Alex | Perfecting Dad says
As the father of four boys, I thank you for writing this. I often wonder about the reality of children achieving virtues like the ones you describe, which I think are absolutely not for boys but for everyone as you said in your preface. I do wish my boys to grow into strong leaders, be brave, and all that .. in fact I have a romantic vision of what my child might eventually gow into. But at the same time, I know that very few children in the world will become one of the great leaders. Very few children will end up with the discernment to make their own decisions or realize the greater consequences of their action or even have the feeling that they have anything but the slightest control over their own lives. But those can be “the others”, and I agree with you that every parent ought to teach their child these and other basic virtues from the beginning. Perhaps the greatest thing is that if parents decide to teach these skills then they will neccessarily learn themselves. Teaching children is a great opportunity for the teacher.
Leslie says
p.s. ~ goosebumps reading the poem! wow. just wow.
Mama2-3ms says
LOVED this post! I have 2 very active boys (as most boys are!), and I know I am blessed that they are the rough yet kind boys they are. We are trying hard to teach them these things you have pointed out, and I know they will be the kind of men my husband and I will be so proud of! Thanks for the beautiful poem, too!
Dina S. says
More than anything, I would ask that you, others, and myself all teach boys one important thing that many mothers fail to teach their sons. That strength is not in letting your anger control you, but in you controlling your anger. That it is neither strong nor manly to strike a woman, and that women are not property to be had, and they should afford any woman the same respect that they would like to dare their mother or sister treated with. Whenever I read articles about DV or assault, I’m always asking “Where are the mothers?” and although it seems harmless, I would also teach my son not to objectify women as the media pressures him to, because I think that is a precursor to more violent behavior toward women.
Gina says
What a lovely post. I also got goosebumps while reading through it…especially the part about sincere love being the most powerful tool you can use. This really made me think about the man I wish my son to become.

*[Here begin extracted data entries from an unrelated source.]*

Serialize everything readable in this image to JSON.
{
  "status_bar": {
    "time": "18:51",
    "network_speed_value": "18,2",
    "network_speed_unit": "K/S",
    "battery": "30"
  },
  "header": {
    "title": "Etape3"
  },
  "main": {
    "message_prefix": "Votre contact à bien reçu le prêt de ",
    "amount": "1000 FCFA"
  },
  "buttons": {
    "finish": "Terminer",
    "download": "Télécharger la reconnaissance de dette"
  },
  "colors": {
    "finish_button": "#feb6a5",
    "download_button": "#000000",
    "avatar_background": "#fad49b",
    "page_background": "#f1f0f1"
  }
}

Thanks so much for sharing!
notjustcute says
Thank you all for your kind responses!
mumspeak says
I think the most important thing we can do as mothers is to visualise who we want our children to be when they are adults. I love this post and I believe my son will be the man who can stand for his convictions no matter how hard it is to swim upstream.
Faigie says
That is so beautiful. When I was in graduate school in the 80’s for early childhood education,(I was in this really progressive type of school) they were obsessed with girls getting to do boy things and boys doing girls things. There was this book “William Wants (or needs )a Doll” that was all the rage. It was also around that time that Time magazine came out with a cover story proving that Hey! guess what…boys and girls are NOT the same. It would have made lots more sense if they concentrated on the aspects you did. Kudo to you
katepickle says
As the mother of a boy who is just now beginning to be influenced by the ‘boys do/like/say/wear this’ kind of culture… this post is a breath of fresh air, and so important.